The project will assess the political significance of the American provinces in Spain’s global economic warfare strategy and estimate the economic and social impact of this weapon in local and transatlantic societies. We hypothesize reprisals were a larger, international, policy of economic warfare, where the Americas played a crucial role not as an aggregated satellite of Spain, but as an indispensable element for the strategic success of these measures at a local and global scale.

About the project

Project manager
Eleonora Poggio
Financier
The Swedish Research Council
Timetable
1 Jan 2018–31 Dec 2020
Subject
History

More about the project

Harming the enemy's economy has been a common tactic used by societies since ancient times until present.
During the 16th and 17th centuries, in the context of geopolitical competition, expanding global trade, and the rise of fiscal-military states, economic warfare measures began to be systematically used.
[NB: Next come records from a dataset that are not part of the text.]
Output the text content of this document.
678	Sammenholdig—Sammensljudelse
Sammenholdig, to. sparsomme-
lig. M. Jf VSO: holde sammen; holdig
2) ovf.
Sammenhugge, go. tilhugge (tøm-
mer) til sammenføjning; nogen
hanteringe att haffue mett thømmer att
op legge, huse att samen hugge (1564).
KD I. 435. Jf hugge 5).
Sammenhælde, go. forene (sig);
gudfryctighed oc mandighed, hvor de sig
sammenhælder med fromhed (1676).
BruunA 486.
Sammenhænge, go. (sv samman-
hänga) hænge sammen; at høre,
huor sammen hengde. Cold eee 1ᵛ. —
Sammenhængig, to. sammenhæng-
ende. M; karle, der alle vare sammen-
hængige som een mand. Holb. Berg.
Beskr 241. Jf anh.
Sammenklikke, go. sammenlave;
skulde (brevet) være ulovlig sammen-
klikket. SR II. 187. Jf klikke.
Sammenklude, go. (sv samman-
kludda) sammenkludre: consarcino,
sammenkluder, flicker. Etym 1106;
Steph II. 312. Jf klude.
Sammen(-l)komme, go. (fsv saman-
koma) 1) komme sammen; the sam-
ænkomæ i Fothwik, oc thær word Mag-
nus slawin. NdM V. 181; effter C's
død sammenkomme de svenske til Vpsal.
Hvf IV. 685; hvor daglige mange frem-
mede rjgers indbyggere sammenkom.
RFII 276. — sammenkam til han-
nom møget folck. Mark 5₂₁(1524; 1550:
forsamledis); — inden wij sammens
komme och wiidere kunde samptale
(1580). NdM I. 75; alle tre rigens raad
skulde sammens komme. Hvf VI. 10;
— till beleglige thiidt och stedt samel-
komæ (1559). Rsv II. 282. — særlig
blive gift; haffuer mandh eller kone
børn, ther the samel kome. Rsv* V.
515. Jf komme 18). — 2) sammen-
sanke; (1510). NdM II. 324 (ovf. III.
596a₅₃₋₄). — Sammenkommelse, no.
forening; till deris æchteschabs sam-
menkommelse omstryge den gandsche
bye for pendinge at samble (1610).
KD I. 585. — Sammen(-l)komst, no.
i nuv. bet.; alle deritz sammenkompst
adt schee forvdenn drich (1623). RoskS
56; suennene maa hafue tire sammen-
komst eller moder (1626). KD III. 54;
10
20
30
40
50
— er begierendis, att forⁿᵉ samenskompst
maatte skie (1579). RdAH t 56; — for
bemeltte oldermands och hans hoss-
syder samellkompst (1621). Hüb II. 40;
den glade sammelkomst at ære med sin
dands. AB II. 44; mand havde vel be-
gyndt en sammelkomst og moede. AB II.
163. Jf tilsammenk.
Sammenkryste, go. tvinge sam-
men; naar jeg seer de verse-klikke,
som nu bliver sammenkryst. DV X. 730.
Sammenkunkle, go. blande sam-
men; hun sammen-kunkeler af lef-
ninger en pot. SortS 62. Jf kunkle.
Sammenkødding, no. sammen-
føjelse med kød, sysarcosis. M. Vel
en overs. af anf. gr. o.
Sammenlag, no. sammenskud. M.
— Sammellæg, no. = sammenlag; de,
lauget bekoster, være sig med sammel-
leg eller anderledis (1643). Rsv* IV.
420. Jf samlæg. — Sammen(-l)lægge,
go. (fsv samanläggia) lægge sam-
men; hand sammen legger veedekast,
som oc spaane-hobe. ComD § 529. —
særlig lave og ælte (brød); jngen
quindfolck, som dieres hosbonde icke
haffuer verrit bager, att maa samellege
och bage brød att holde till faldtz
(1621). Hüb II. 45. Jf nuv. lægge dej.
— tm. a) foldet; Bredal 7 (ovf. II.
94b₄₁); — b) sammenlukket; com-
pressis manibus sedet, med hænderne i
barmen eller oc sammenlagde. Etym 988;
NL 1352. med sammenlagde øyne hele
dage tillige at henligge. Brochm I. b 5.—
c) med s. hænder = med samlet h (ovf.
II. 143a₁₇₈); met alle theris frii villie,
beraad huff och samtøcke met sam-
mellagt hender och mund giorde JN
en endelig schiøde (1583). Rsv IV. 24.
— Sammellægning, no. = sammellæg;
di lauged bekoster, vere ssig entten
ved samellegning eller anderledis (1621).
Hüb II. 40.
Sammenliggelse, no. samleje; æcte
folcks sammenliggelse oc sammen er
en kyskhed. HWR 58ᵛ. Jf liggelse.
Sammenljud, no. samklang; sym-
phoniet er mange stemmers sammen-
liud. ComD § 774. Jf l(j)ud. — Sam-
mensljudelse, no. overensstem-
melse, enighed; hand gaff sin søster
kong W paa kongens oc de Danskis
A major strategy was the general reprisal, a coordinated action including embargoes, blockades, and retaliation against rulers who had violated international agreements and treaties, as a non-violent form of material restitution, revenge, or diplomatic pressure. Recognized as an undoubted factor of history change, economic warfare strategies are currently poorly understood and have mainly been studied from the European angle. Taking a post-colonial perspective, this project will study the American dimension of general reprisals. We will analyze six general reprisals that we have discovered were carried out in New Spain during their critical formation phase in the 17th century. The project will assess the political significance of the American provinces in Spain's global economic warfare strategy and estimate the economic and social impact of this weapon in local and transatlantic societies. We hypothesize reprisals were a larger, international, policy of economic warfare, where the Americas played a crucial role not as an aggregated satellite of Spain, but as an indispensable element for the strategic success of these measures at a local and global scale.